Across the four sessions, only Dhia walked through the structure of Paper 4 (Listening) in detail. She's anxious about it (alongside speaking — her two weakest papers) and described all four parts from memory:

PartFormatNotes
Part 1Objective, ~8 questionsAnswered one at a time. Short audio per question.
Part 2Objective, ~8 questionsOne longer audio covering all 8 questions.
Part 3Matching5 speakers · 7 answer options. Match each speaker to an answer.
Part 4Fill-in-blanksParagraph with blanks; audio plays through once; single-word answers in blanks.
[Part four] is pretty hard, actually.Dhia

Worth noting Afira also flagged the Listening paper as painful, but for a different reason — "the audio in our hall echoes through the room." The hall acoustics in some Putrajaya schools genuinely make Part 4 harder than it has to be. The prototype's "Hear what good sounds like" model-answer audio is clean by comparison, which both Afira and Dhia noticed.

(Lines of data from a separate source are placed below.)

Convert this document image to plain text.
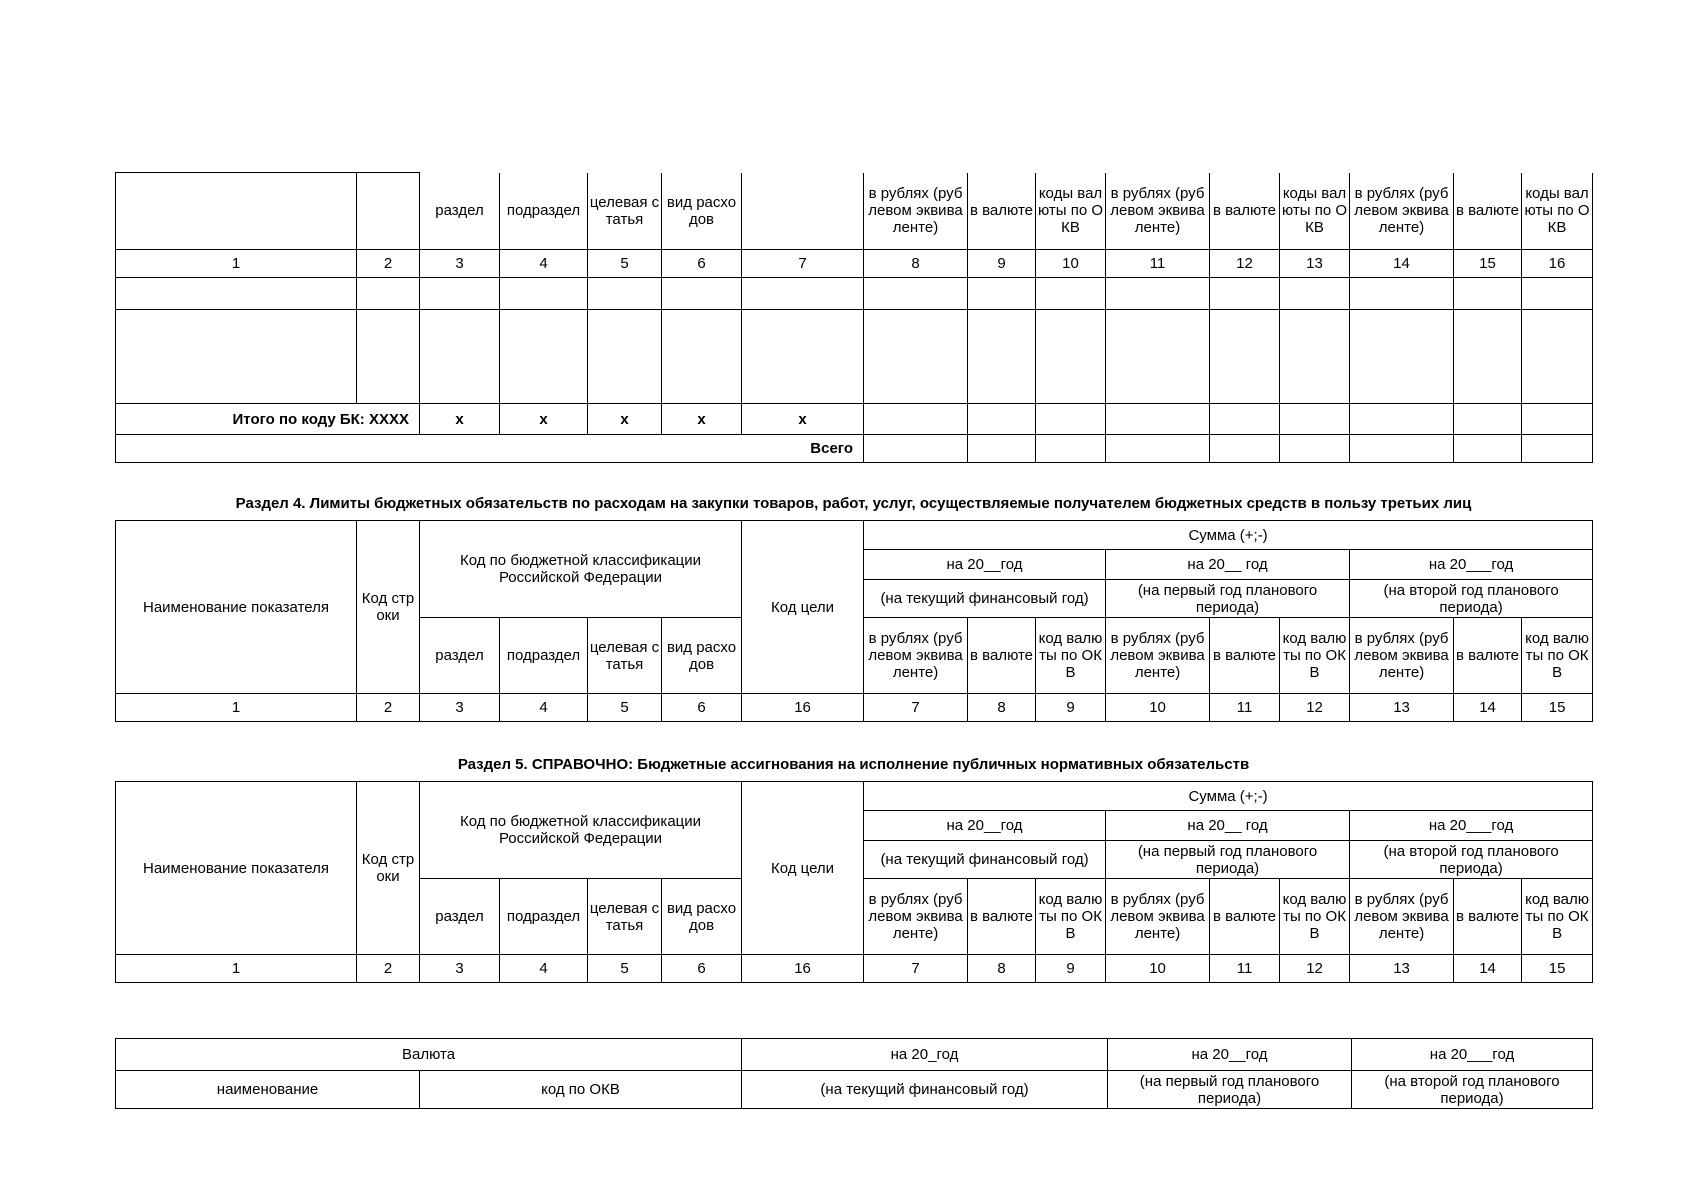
		раздел	подраздел	целевая статья	вид расходов		в рублях (рублевом эквиваленте)	в валюте	коды валюты по ОКВ	в рублях (рублевом эквиваленте)	в валюте	коды валюты по ОКВ	в рублях (рублевом эквиваленте)	в валюте	коды валюты по ОКВ
1	2	3	4	5	6	7	8	9	10	11	12	13	14	15	16

Итого по коду БК: XXXX		x	x	x	x	x									
		Всего													
Раздел 4. Лимиты бюджетных обязательств по расходам на закупки товаров, работ, услуг, осуществляемые получателем бюджетных средств в пользу третьих лиц
Наименование показателя	Код строки	Код по бюджетной классификации Российской Федерации				Код цели	Сумма (+;-)								
							на 20__год			на 20__ год			на 20___год		
							(на текущий финансовый год)			(на первый год планового периода)			(на второй год планового периода)		
		раздел	подраздел	целевая статья	вид расходов		в рублях (рублевом эквиваленте)	в валюте	код валюты по ОКВ	в рублях (рублевом эквиваленте)	в валюте	код валюты по ОКВ	в рублях (рублевом эквиваленте)	в валюте	код валюты по ОКВ
1	2	3	4	5	6	16	7	8	9	10	11	12	13	14	15
Раздел 5. СПРАВОЧНО: Бюджетные ассигнования на исполнение публичных нормативных обязательств
Наименование показателя	Код строки	Код по бюджетной классификации Российской Федерации				Код цели	Сумма (+;-)								
							на 20__год			на 20__ год			на 20___год		
							(на текущий финансовый год)			(на первый год планового периода)			(на второй год планового периода)		
		раздел	подраздел	целевая статья	вид расходов		в рублях (рублевом эквиваленте)	в валюте	код валюты по ОКВ	в рублях (рублевом эквиваленте)	в валюте	код валюты по ОКВ	в рублях (рублевом эквиваленте)	в валюте	код валюты по ОКВ
1	2	3	4	5	6	16	7	8	9	10	11	12	13	14	15
Валюта		на 20_год	на 20__год	на 20___год
наименование	код по ОКВ	(на текущий финансовый год)	(на первый год планового периода)	(на второй год планового периода)
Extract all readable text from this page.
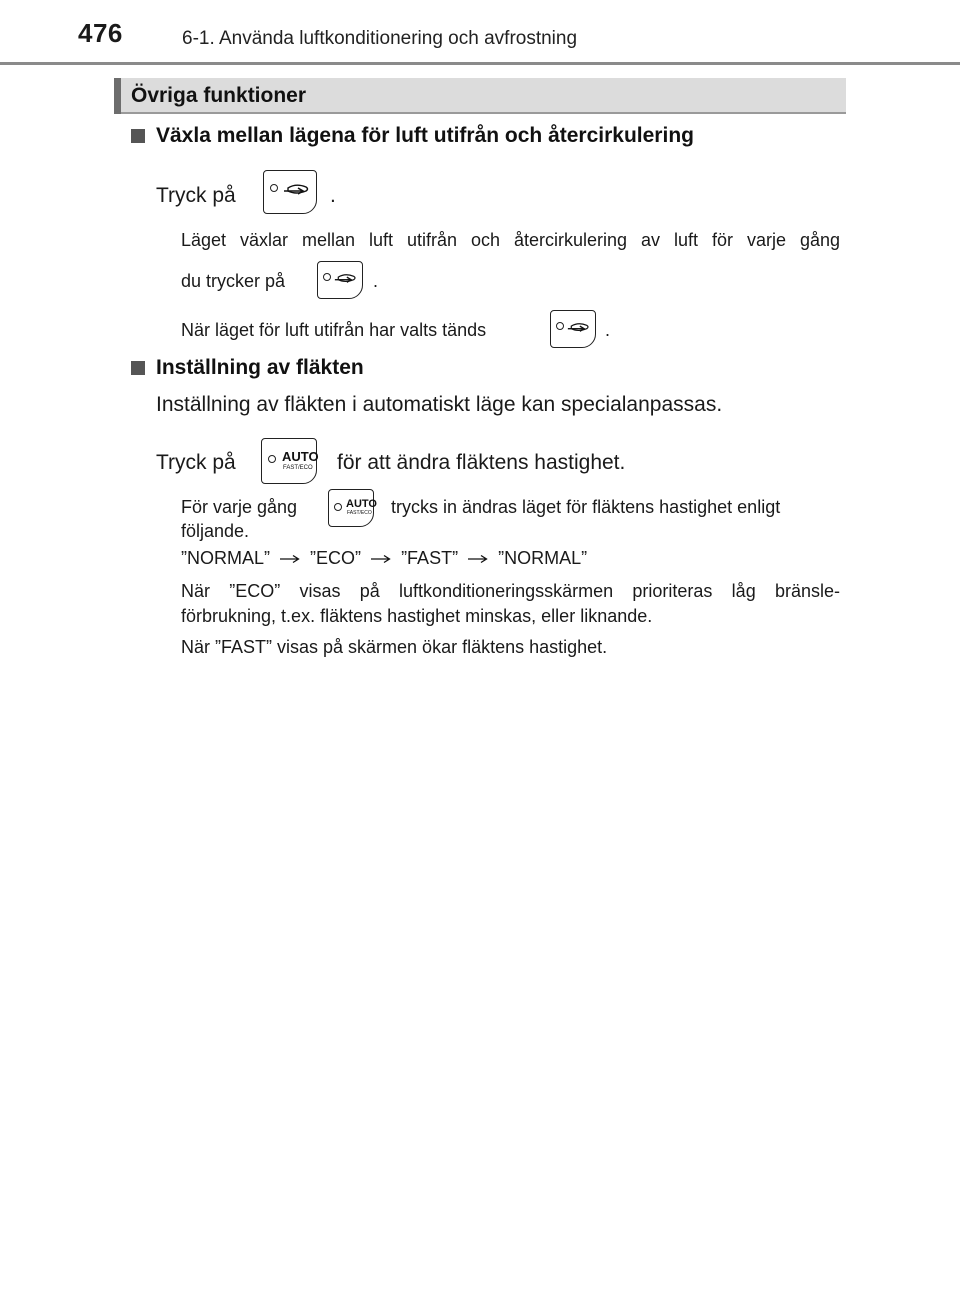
476	6-1. Använda luftkonditionering och avfrostning
Övriga funktioner
Växla mellan lägena för luft utifrån och återcirkulering
Tryck på	.
Läget växlar mellan luft utifrån och återcirkulering av luft för varje gång
du trycker på	.
När läget för luft utifrån har valts tänds	.
Inställning av fläkten
Inställning av fläkten i automatiskt läge kan specialanpassas.
Tryck på	AUTO
FAST/ECO för att ändra fläktens hastighet.
För varje gång	AUTO
FAST/ECO trycks in ändras läget för fläktens hastighet enligt
följande.
”NORMAL” ”ECO” ”FAST” ”NORMAL”
När ”ECO” visas på luftkonditioneringsskärmen prioriteras låg bränsle-
förbrukning, t.ex. fläktens hastighet minskas, eller liknande.
När ”FAST” visas på skärmen ökar fläktens hastighet.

Implication · Don't scope a Listening module from this alone — but it's the closest thing to a verified Paper 4 spec we have from the field. Confirm with Cikgu Natasha before building. The clean-audio side-benefit of the existing Part 2 model answers is a feature worth marketing in its own right: "Practise listening to clear English before exam day."
Process

For sessions 5 and onward

Voices

Four students, in their own words

Adif · 1 Jun

This app does not contain any pop-up advertisement. So as a student I really appreciate that — it allows me to focus on learning without distractions.

Dania · 2 Jun

My English grammar… is nice. Practice like question.

Afira · 3 Jun

My speaking partner doesn't like to talk to me about English stuff because she's also struggling with it. So Roly — it's like speaking to me. I like that.

Dhia · 5 Jun

My English speaking is quite bad, actually. And I don't know where should I practice. These apps is really helping me to score my speaking paper.